According to the World Bank, infant mortality rate in Ghana was last measured at 42.80 per 1,000 live births in 2015.
New estimates in levels and trends in Child Mortality Report 2015, released by the UN Inter-Agency Group for Child Mortality Estimation (UN IGME) indicates that, although the global progress has been substantial 16,000 children under five still die every day.
Under the headline; “DYING AT BIRTH”, the report chronicles the sad story of Dodofie women losing babies despite efforts to reduce infant mortality.
It gives account of the traumatic experience of Abena Yom, a native of Dodofie, who lost her baby at birth, after a strenuous fight to save the baby and herself.
The story says at Dodofie, a remote village in the Kadjebi District of the Volta Region, lack of health education, poor road networks and unavailability of a fully-functional health facility, contrive to cause many pregnant women to lose their lives and their babies.
Abena’s husband ran away from her when she was a month-old pregnant, allowing the hazardous condition in the rural area to inflict a heavy blow on her. She was left single and with two children to fend for.
According to Abena, she had to be carried through the dark, bumpy road to the Dodo Amanfrom health center, a journey which lasted about an hour – due to the bad nature of road links and the absence of streetlights.
Abena recounted how she was referred from Dodo Amanfrom to the main hospital at Dodi-Papase that dawn. “When we got to Amanfrom, the health officials told us it was complicated. They, therefore, referred us to Papase that dawn,” she recalled’
That journey too was via a motorbike since it is the most widely used means of transport in the area. An emotional Abena remembered how exhausted and weak she was when she got to the hospital after another three-and-half hour journey that dawn. \
It is the wish of The Chronicle that no woman should go through such ordeal, as experienced by Abena.

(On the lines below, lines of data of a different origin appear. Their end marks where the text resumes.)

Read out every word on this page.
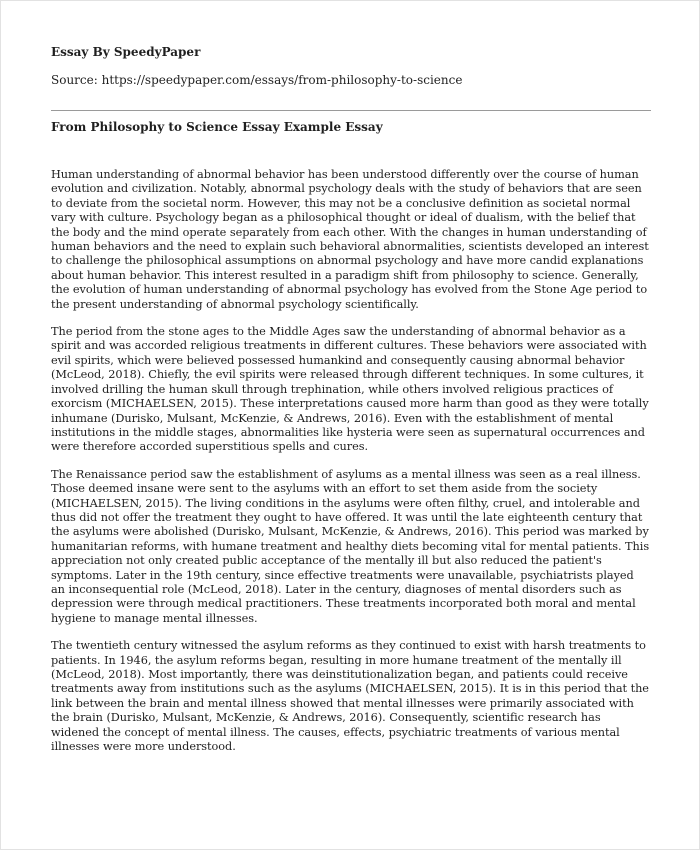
Essay By SpeedyPaper

Source: https://speedypaper.com/essays/from-philosophy-to-science

From Philosophy to Science Essay Example Essay

Human understanding of abnormal behavior has been understood differently over the course of human evolution and civilization. Notably, abnormal psychology deals with the study of behaviors that are seen to deviate from the societal norm. However, this may not be a conclusive definition as societal normal vary with culture. Psychology began as a philosophical thought or ideal of dualism, with the belief that the body and the mind operate separately from each other. With the changes in human understanding of human behaviors and the need to explain such behavioral abnormalities, scientists developed an interest to challenge the philosophical assumptions on abnormal psychology and have more candid explanations about human behavior. This interest resulted in a paradigm shift from philosophy to science. Generally, the evolution of human understanding of abnormal psychology has evolved from the Stone Age period to the present understanding of abnormal psychology scientifically.

The period from the stone ages to the Middle Ages saw the understanding of abnormal behavior as a spirit and was accorded religious treatments in different cultures. These behaviors were associated with evil spirits, which were believed possessed humankind and consequently causing abnormal behavior (McLeod, 2018). Chiefly, the evil spirits were released through different techniques. In some cultures, it involved drilling the human skull through trephination, while others involved religious practices of exorcism (MICHAELSEN, 2015). These interpretations caused more harm than good as they were totally inhumane (Durisko, Mulsant, McKenzie, & Andrews, 2016). Even with the establishment of mental institutions in the middle stages, abnormalities like hysteria were seen as supernatural occurrences and were therefore accorded superstitious spells and cures.

The Renaissance period saw the establishment of asylums as a mental illness was seen as a real illness. Those deemed insane were sent to the asylums with an effort to set them aside from the society (MICHAELSEN, 2015). The living conditions in the asylums were often filthy, cruel, and intolerable and thus did not offer the treatment they ought to have offered. It was until the late eighteenth century that the asylums were abolished (Durisko, Mulsant, McKenzie, & Andrews, 2016). This period was marked by humanitarian reforms, with humane treatment and healthy diets becoming vital for mental patients. This appreciation not only created public acceptance of the mentally ill but also reduced the patient's symptoms. Later in the 19th century, since effective treatments were unavailable, psychiatrists played an inconsequential role (McLeod, 2018). Later in the century, diagnoses of mental disorders such as depression were through medical practitioners. These treatments incorporated both moral and mental hygiene to manage mental illnesses.

The twentieth century witnessed the asylum reforms as they continued to exist with harsh treatments to patients. In 1946, the asylum reforms began, resulting in more humane treatment of the mentally ill (McLeod, 2018). Most importantly, there was deinstitutionalization began, and patients could receive treatments away from institutions such as the asylums (MICHAELSEN, 2015). It is in this period that the link between the brain and mental illness showed that mental illnesses were primarily associated with the brain (Durisko, Mulsant, McKenzie, & Andrews, 2016). Consequently, scientific research has widened the concept of mental illness. The causes, effects, psychiatric treatments of various mental illnesses were more understood.
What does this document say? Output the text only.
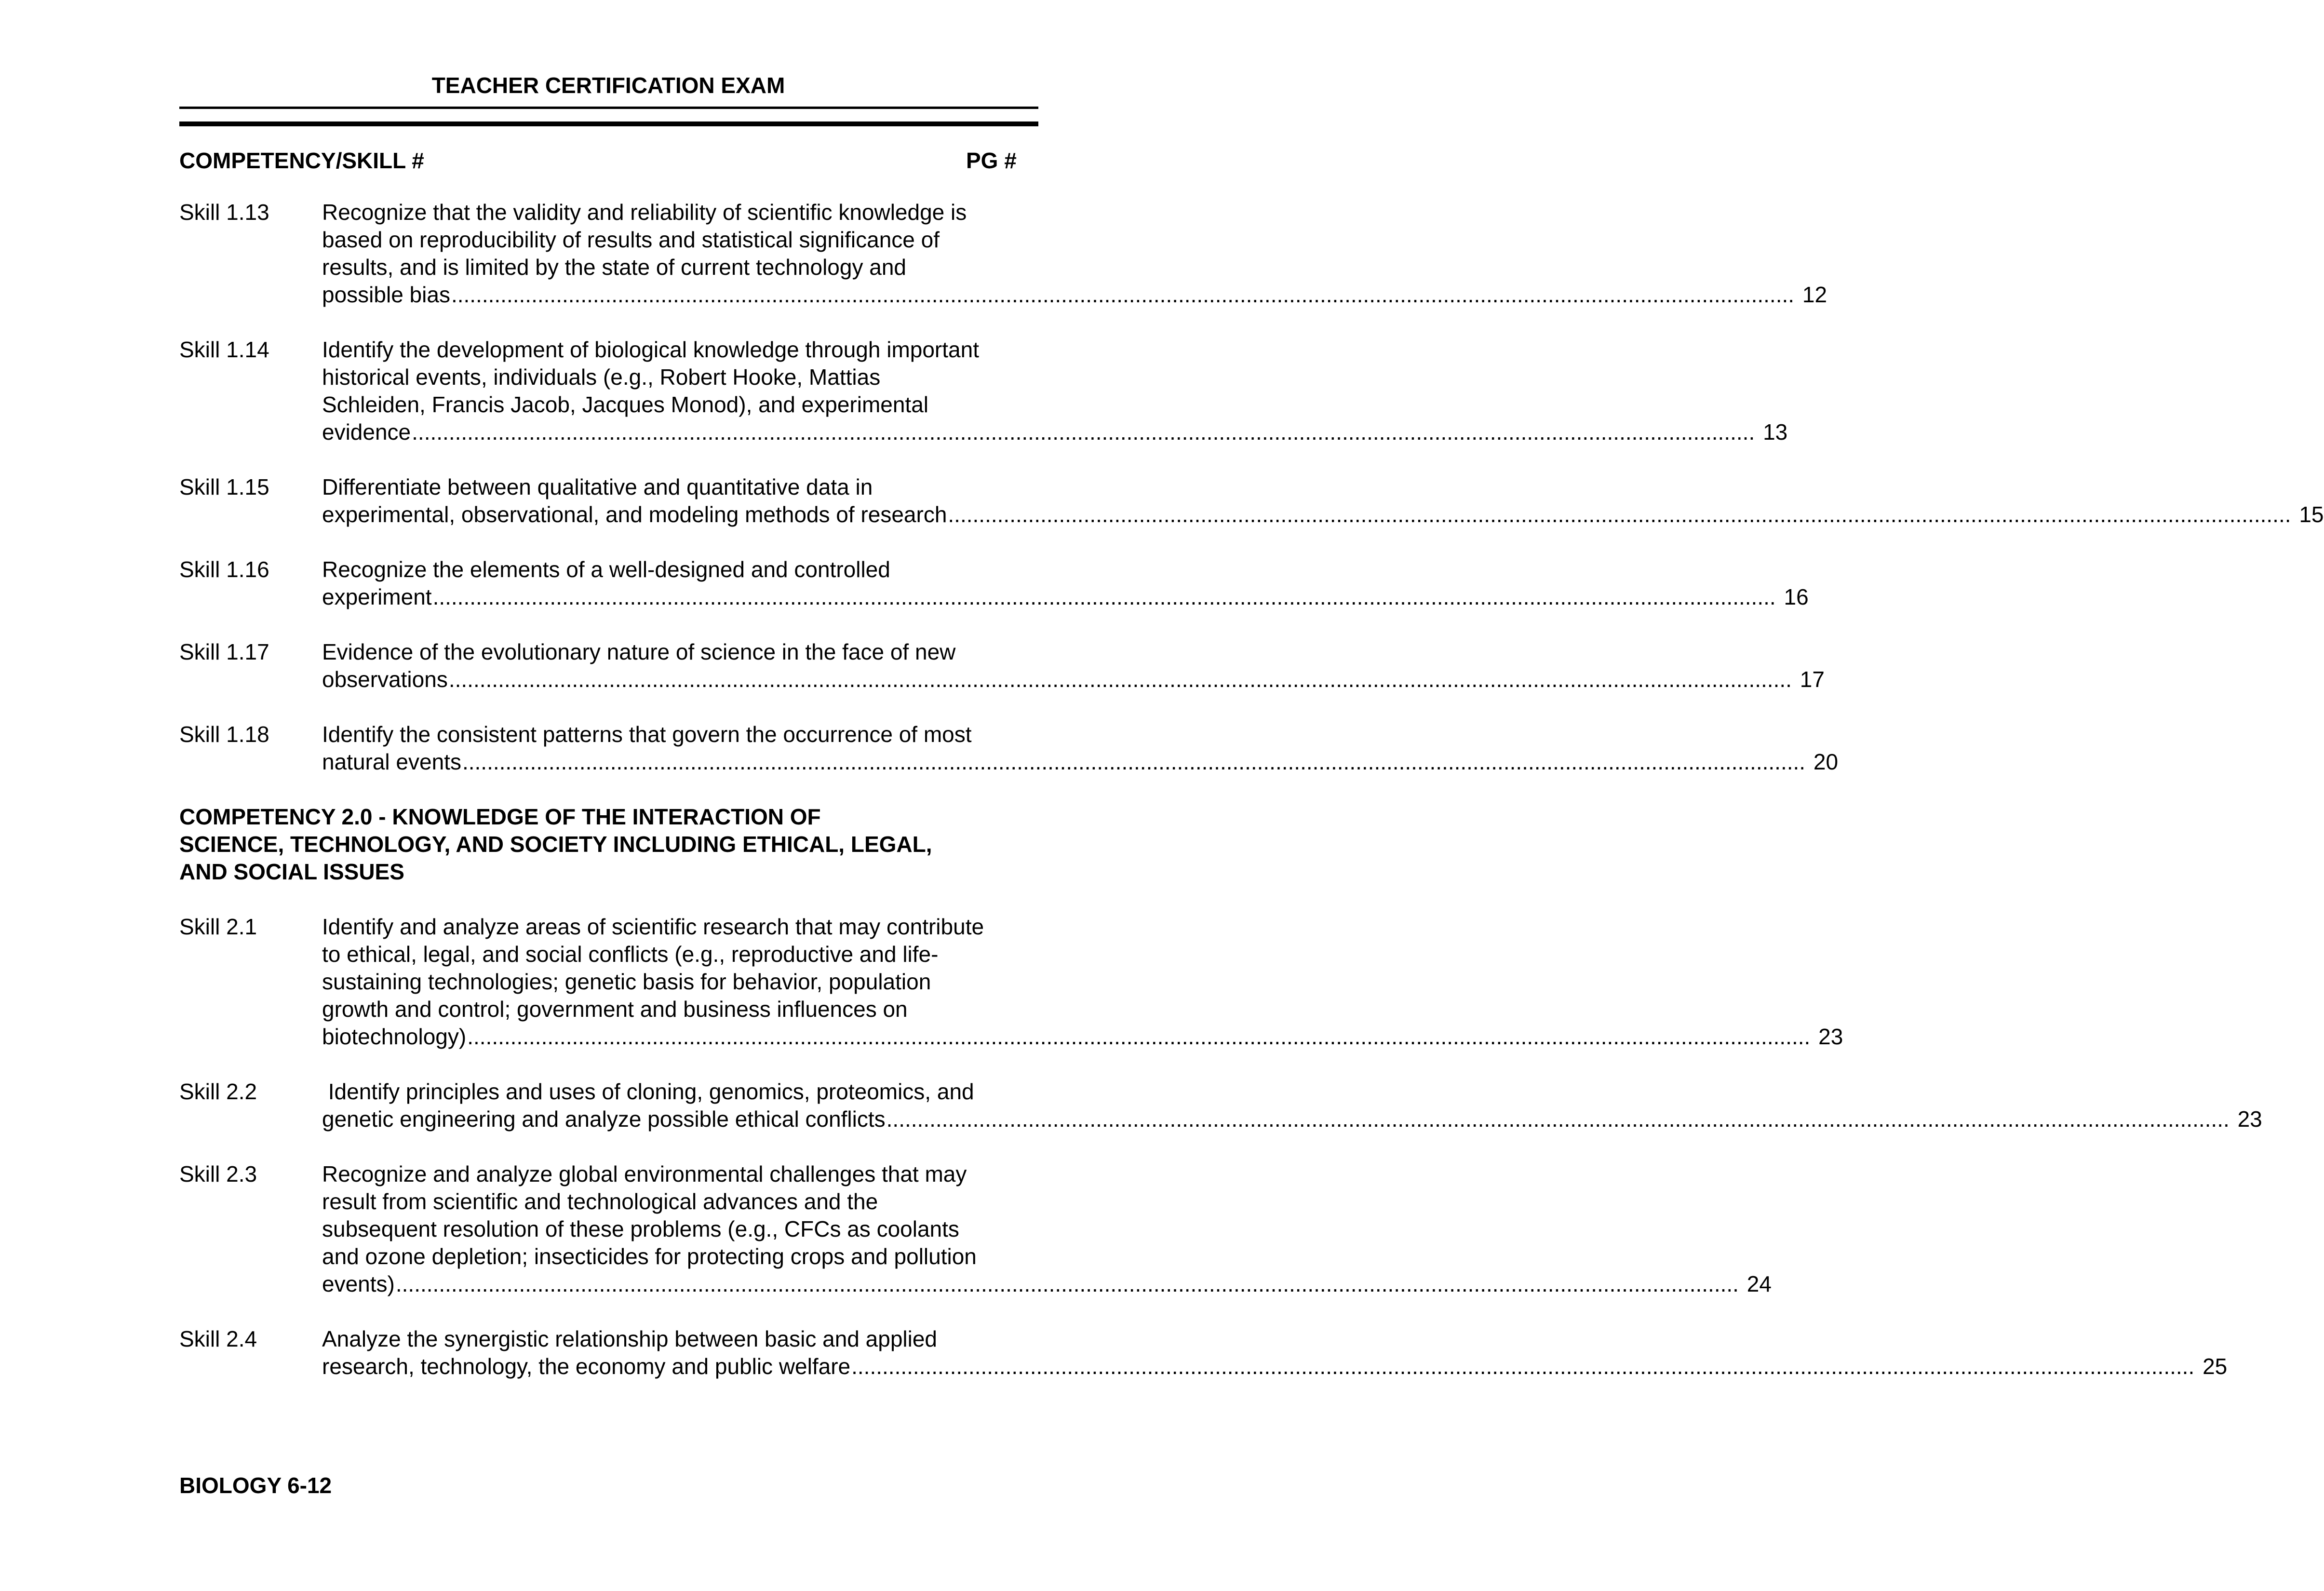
TEACHER CERTIFICATION EXAM
COMPETENCY/SKILL #	PG #
Skill 1.13	Recognize that the validity and reliability of scientific knowledge is
based on reproducibility of results and statistical significance of
results, and is limited by the state of current technology and
possible bias .......................................................................................................................................................................................................................... 12
Skill 1.14	Identify the development of biological knowledge through important
historical events, individuals (e.g., Robert Hooke, Mattias
Schleiden, Francis Jacob, Jacques Monod), and experimental
evidence .......................................................................................................................................................................................................................... 13
Skill 1.15	Differentiate between qualitative and quantitative data in
experimental, observational, and modeling methods of research .......................................................................................................................................................................................................................... 15
Skill 1.16	Recognize the elements of a well-designed and controlled
experiment .......................................................................................................................................................................................................................... 16
Skill 1.17	Evidence of the evolutionary nature of science in the face of new
observations .......................................................................................................................................................................................................................... 17
Skill 1.18	Identify the consistent patterns that govern the occurrence of most
natural events .......................................................................................................................................................................................................................... 20
COMPETENCY 2.0 - KNOWLEDGE OF THE INTERACTION OF
SCIENCE, TECHNOLOGY, AND SOCIETY INCLUDING ETHICAL, LEGAL,
AND SOCIAL ISSUES
Skill 2.1	Identify and analyze areas of scientific research that may contribute
to ethical, legal, and social conflicts (e.g., reproductive and life-
sustaining technologies; genetic basis for behavior, population
growth and control; government and business influences on
biotechnology) .......................................................................................................................................................................................................................... 23
Skill 2.2	Identify principles and uses of cloning, genomics, proteomics, and
genetic engineering and analyze possible ethical conflicts .......................................................................................................................................................................................................................... 23
Skill 2.3	Recognize and analyze global environmental challenges that may
result from scientific and technological advances and the
subsequent resolution of these problems (e.g., CFCs as coolants
and ozone depletion; insecticides for protecting crops and pollution
events) .......................................................................................................................................................................................................................... 24
Skill 2.4	Analyze the synergistic relationship between basic and applied
research, technology, the economy and public welfare .......................................................................................................................................................................................................................... 25
BIOLOGY 6-12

We are asking the government to intensify its efforts at improve road networks in rural parts of the country to help reduce the rate at which our women are dying through childbirth.
The Chronicle urges government to alternatively establish more Community- based Health Planning and Services (CHPS) in remote areas to allow the people have access to health care.
The paper, however, disagrees with the Kadjebi DCE, Jacob Asokonde, who explained in his reaction to the story that, because there is already a CHPS Compound located in the district, “…it is impracticable to site another CHPS facility at Dodofie.”
More meat, they say, does not spoil the soup. While we are at it, it is pertinent to ask what has happened to President Mahama’s pledge to cut his salary and those of his ministers by 10 percent to build more CHPS compounds.
We would like to believe the President and his men and women would give the necessary answers as they prepare for their campaign launch at Cape Coast on Sunday.